Nowa zabawka meksykańskich karteli narkotykowych. Drony bombardujące
Drony uderzeniowe już na stałe wpisały się do katalogu uzbrojenia stosowanego przez siły zbrojne na świecie. Teraz bezzałogowe maszyny są także wykorzystywane podczas walk karteli narkotykowych.
14.01.2022 18:20
Małe drony używane są nie tylko przez pasjonatów latania bądź fotografii, ale też okazały się skuteczne w warunkach wojennych. W Iraku bądź Syrii wielokrotnie wykorzystywano małe bezzałogowce do zwiadu czy dostarczania w konkretne miejsce np. granatów lub innych ładunków wybuchowych podczas walk miejskich. Podobnie, ale w terenie leśnym drony wykorzystywały meksykańskie kartele narkotykowe.
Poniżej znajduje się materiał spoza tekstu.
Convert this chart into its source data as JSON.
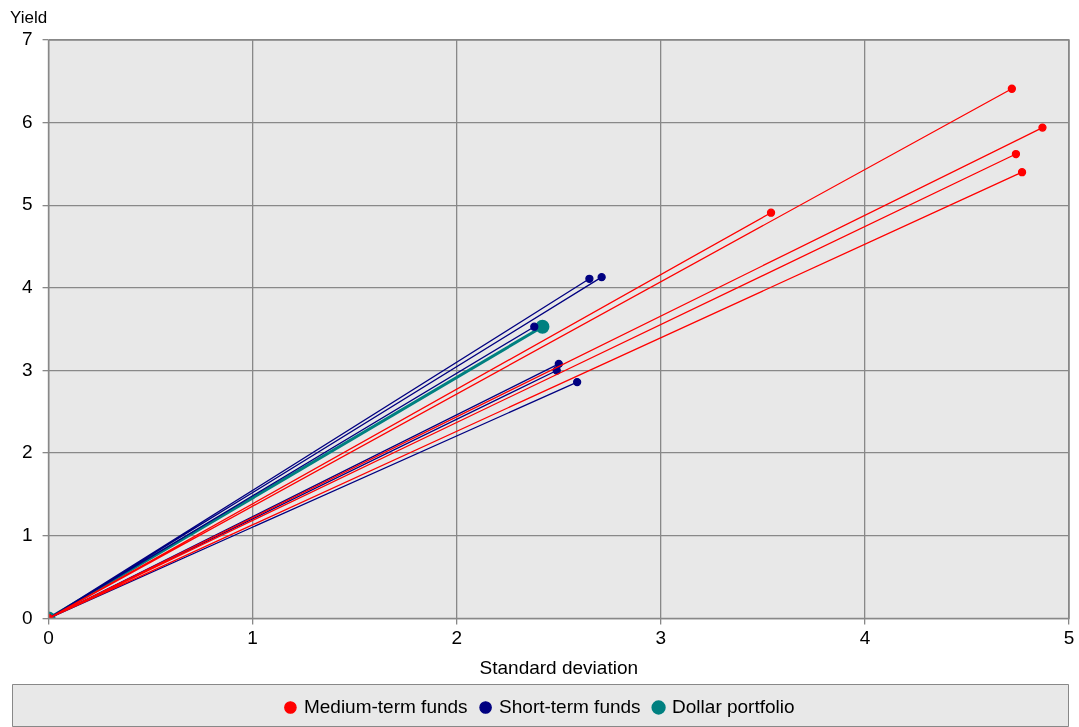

Nowością jest jednak wykorzystanie komercyjnego drona niczym bombowca, co przedstawia niedawno opublikowane nagranie na kanale YouTube Quadratin Noticias TV.
Na nagraniu pochodzącym z drona widzimy zrzut jednego ładunku na namiot, z którego po eksplozji uciekają najpewniej członkowie konkurencyjnego kartelu. Następnie dron zrzuca kolejne trzy ładunki. Wyglądają one na subamunicję lub tzw. bomblety pochodzące z amunicji kasetowej.
Z kolei na drugiej części nagrania udostępnionej przez użytkownika Twittera o nicku ConflictsW widzimy rozbicie drona. Trudno powiedzieć, czy ten rozbił się w wyniku awarii, kolizji z przeszkodą, czy ostrzału dokonanego przez pozostających przy życiu członków kartelu.
Według portalu Quadratín Michoacán, za atakiem mogą stać członkowie kartelu Cártel de Jalisco Nueva Generación (CJNG) pod przywództwem lokalnego barona znanego jako El Mencho.
Jest to kolejny dość innowacyjny przykład wykorzystania komercyjnych dronów, które w przypadku np. konstrukcji dedykowanych rolnictwu potrafią charakteryzować się udźwigiem na poziomie 15 kg lub większym.
W tym przypadku zamontowanie dodatkowej kamery, dodanie zasobnika wraz z mechanizmem zrzutowym oraz paru bombletów pokroju BLU-97A/B ważących po około 1,54 kg każdy nie stanowi większego problemu.